At a certain point, she said, an unidentified university-aged man objected to Brazau’s remarks and told him he was a Muslim who had “left my country to come to a peaceful place.” As he got off at the next stop, Dizdarevic said, the young man told Brazau it was nice to meet him and he respected him, to which Brazau replied, “It wasn’t nice to meet you and I hate, or I don’t like, Muslims.”

As all around her she said people gasped in horror, “I said, ‘Wow! Unbelievable!’ ” and at that point, Brazau turned his focus on her.

She said she felt intimidated, though not in danger, and the video shot by Brazau’s acquaintance, which was introduced at trial, shows the young mother holding her own.

At one point, she may have even raised the issue of Israel bombing Palestinians — the comment is barely audible on the video — but certainly, as Brazau said in his testimony, Dizdarevic “was giving as good as she got.”

Questioned by Brazau’s lawyer, Moshe Micha, she denied she “didn’t like what he (Brazau) said,” but said rather “I didn’t like how uncomfortable he was making people,” particularly three young women at the end of the car, whom she said were wearing the hijab and appeared to her to be keeping their eyes down so as not to draw Brazau’s attentions.

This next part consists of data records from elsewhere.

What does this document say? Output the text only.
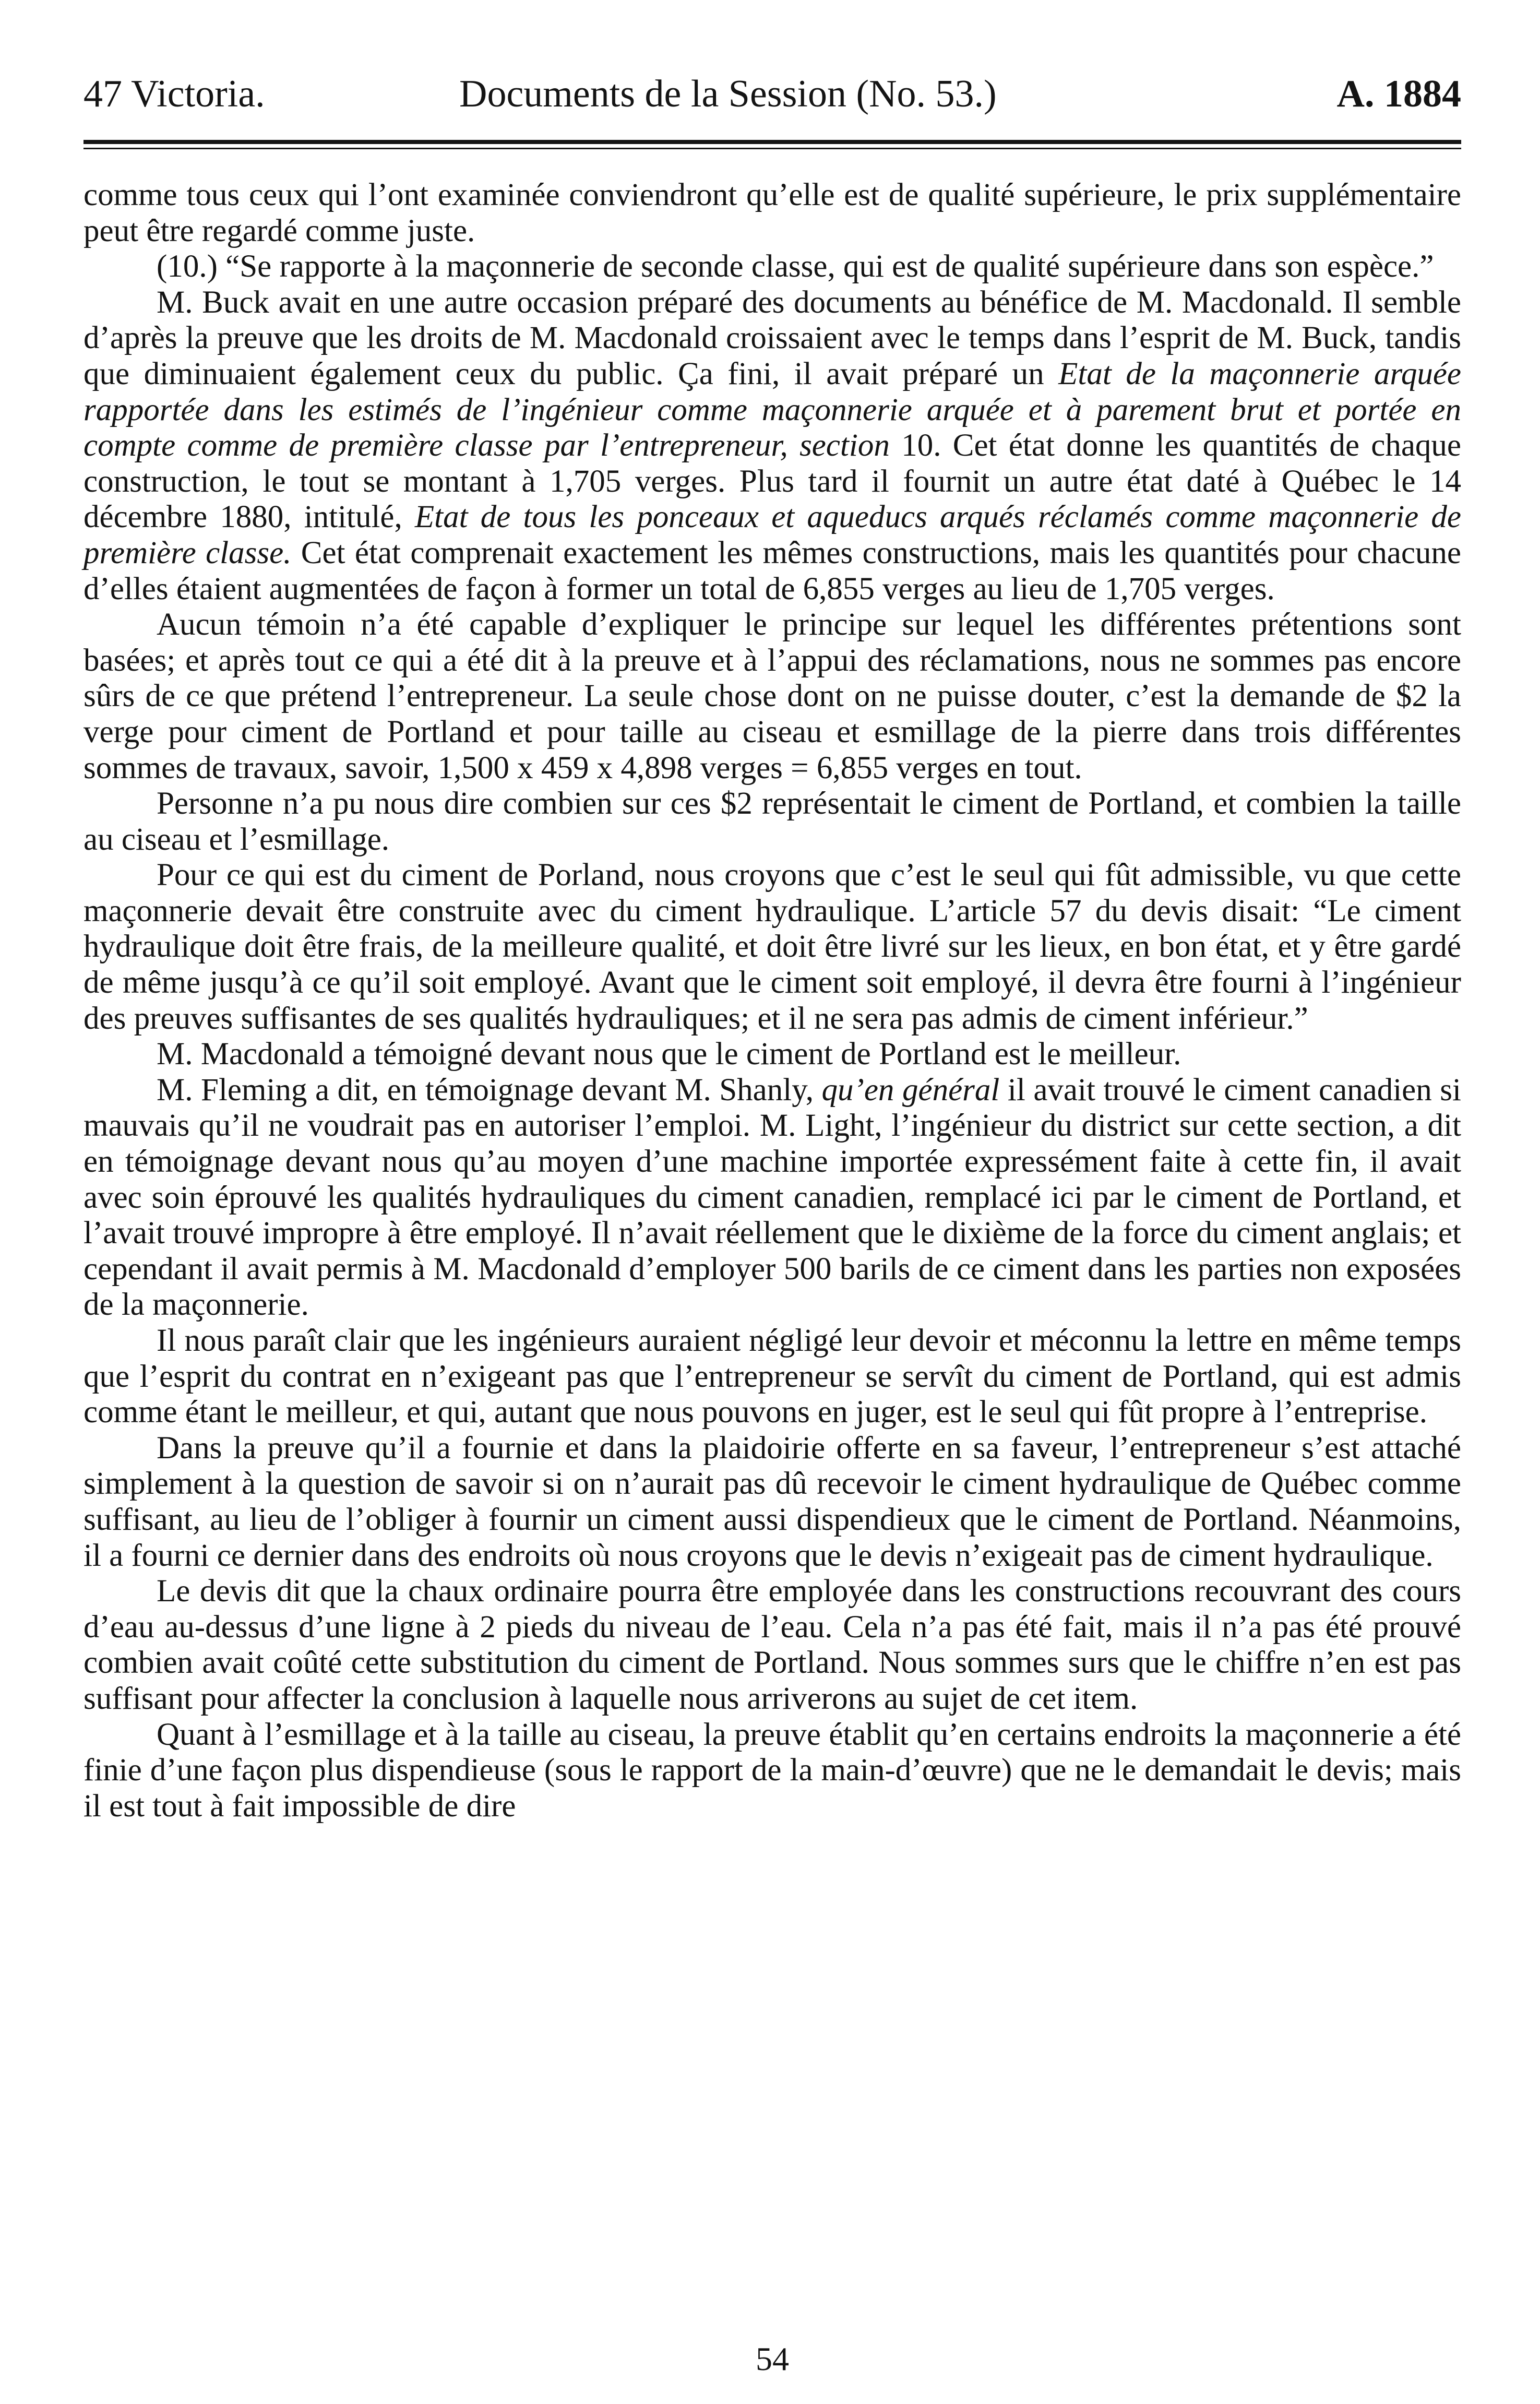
47 Victoria.	Documents de la Session (No. 53.)	A. 1884

comme tous ceux qui l’ont examinée conviendront qu’elle est de qualité supérieure, le prix supplémentaire peut être regardé comme juste.

(10.) “Se rapporte à la maçonnerie de seconde classe, qui est de qualité supérieure dans son espèce.”

M. Buck avait en une autre occasion préparé des documents au bénéfice de M. Macdonald. Il semble d’après la preuve que les droits de M. Macdonald croissaient avec le temps dans l’esprit de M. Buck, tandis que diminuaient également ceux du public. Ça fini, il avait préparé un Etat de la maçonnerie arquée rapportée dans les estimés de l’ingénieur comme maçonnerie arquée et à parement brut et portée en compte comme de première classe par l’entrepreneur, section 10. Cet état donne les quantités de chaque construction, le tout se montant à 1,705 verges. Plus tard il fournit un autre état daté à Québec le 14 décembre 1880, intitulé, Etat de tous les ponceaux et aqueducs arqués réclamés comme maçonnerie de première classe. Cet état comprenait exactement les mêmes constructions, mais les quantités pour chacune d’elles étaient augmentées de façon à former un total de 6,855 verges au lieu de 1,705 verges.

Aucun témoin n’a été capable d’expliquer le principe sur lequel les différentes prétentions sont basées; et après tout ce qui a été dit à la preuve et à l’appui des réclamations, nous ne sommes pas encore sûrs de ce que prétend l’entrepreneur. La seule chose dont on ne puisse douter, c’est la demande de $2 la verge pour ciment de Portland et pour taille au ciseau et esmillage de la pierre dans trois différentes sommes de travaux, savoir, 1,500 x 459 x 4,898 verges = 6,855 verges en tout.

Personne n’a pu nous dire combien sur ces $2 représentait le ciment de Portland, et combien la taille au ciseau et l’esmillage.

Pour ce qui est du ciment de Porland, nous croyons que c’est le seul qui fût admissible, vu que cette maçonnerie devait être construite avec du ciment hydraulique. L’article 57 du devis disait: “Le ciment hydraulique doit être frais, de la meilleure qualité, et doit être livré sur les lieux, en bon état, et y être gardé de même jusqu’à ce qu’il soit employé. Avant que le ciment soit employé, il devra être fourni à l’ingénieur des preuves suffisantes de ses qualités hydrauliques; et il ne sera pas admis de ciment inférieur.”

M. Macdonald a témoigné devant nous que le ciment de Portland est le meilleur.

M. Fleming a dit, en témoignage devant M. Shanly, qu’en général il avait trouvé le ciment canadien si mauvais qu’il ne voudrait pas en autoriser l’emploi. M. Light, l’ingénieur du district sur cette section, a dit en témoignage devant nous qu’au moyen d’une machine importée expressément faite à cette fin, il avait avec soin éprouvé les qualités hydrauliques du ciment canadien, remplacé ici par le ciment de Portland, et l’avait trouvé impropre à être employé. Il n’avait réellement que le dixième de la force du ciment anglais; et cependant il avait permis à M. Macdonald d’employer 500 barils de ce ciment dans les parties non exposées de la maçonnerie.

Il nous paraît clair que les ingénieurs auraient négligé leur devoir et méconnu la lettre en même temps que l’esprit du contrat en n’exigeant pas que l’entrepreneur se servît du ciment de Portland, qui est admis comme étant le meilleur, et qui, autant que nous pouvons en juger, est le seul qui fût propre à l’entreprise.

Dans la preuve qu’il a fournie et dans la plaidoirie offerte en sa faveur, l’entrepreneur s’est attaché simplement à la question de savoir si on n’aurait pas dû recevoir le ciment hydraulique de Québec comme suffisant, au lieu de l’obliger à fournir un ciment aussi dispendieux que le ciment de Portland. Néanmoins, il a fourni ce dernier dans des endroits où nous croyons que le devis n’exigeait pas de ciment hydraulique.

Le devis dit que la chaux ordinaire pourra être employée dans les constructions recouvrant des cours d’eau au-dessus d’une ligne à 2 pieds du niveau de l’eau. Cela n’a pas été fait, mais il n’a pas été prouvé combien avait coûté cette substitution du ciment de Portland. Nous sommes surs que le chiffre n’en est pas suffisant pour affecter la conclusion à laquelle nous arriverons au sujet de cet item.

Quant à l’esmillage et à la taille au ciseau, la preuve établit qu’en certains endroits la maçonnerie a été finie d’une façon plus dispendieuse (sous le rapport de la main-d’œuvre) que ne le demandait le devis; mais il est tout à fait impossible de dire

54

Still, things might have ended peaceably there — this tough young woman coolly holding her ground with the loutish Brazau — without incident. Dizdarevic was on her way to pick up her car from the mechanic’s, and on a deadline.

But a male passenger — unidentified, he didn’t testify — pressed the emergency button; the alarm is audible on the short video.
Dizdarevic said the man later told her he was worried about her, but she said she was never concerned for her children’s safety or that she couldn’t have walked away.

The train stopped at Islington station in Toronto’s west end, where TTC officials tried to persuade Brazau to leave. But he was outraged by then — by the button-pusher, whom he accused of “showing his daughter the right way to be a Canadian!” — and refused.

After a short delay, the train continued westbound to Kipling station (the final west-end stop along the Bloor-Danforth line), where TTC supervisor Kevin Ward tried to persuade Brazau to leave. For a time chaos ensued, as newly arriving passengers, followed by Brazau, bounced from train to train, trying to find one that would move, until finally, he was arrested by Toronto Police.

Asked by Zambonini if he didn’t think that his remarks would provoke “a response in the minds of most right-thinking Canadians” who pride themselves on their collective tolerance, Brazau replied that “you can react negatively, but I’m not sure that’s an emergency-button offence.”

Lapkin gave Brazau the stiffest penalty, 10 months, for breaching his probation on the earlier hate-mongering offence, which saw him handing out graphic pamphlets about Muslims that he entitled, “They are here and breeding.”

Part of his conditions, imposed only several months before, were to keep the peace and be of good behaviour.

Ironically, Brazau said that as his “social experiment” began that day, “me and this other gentleman were having a conversation about whether we could (even) have the conversation.”

They have the answer, it appears — a resounding no.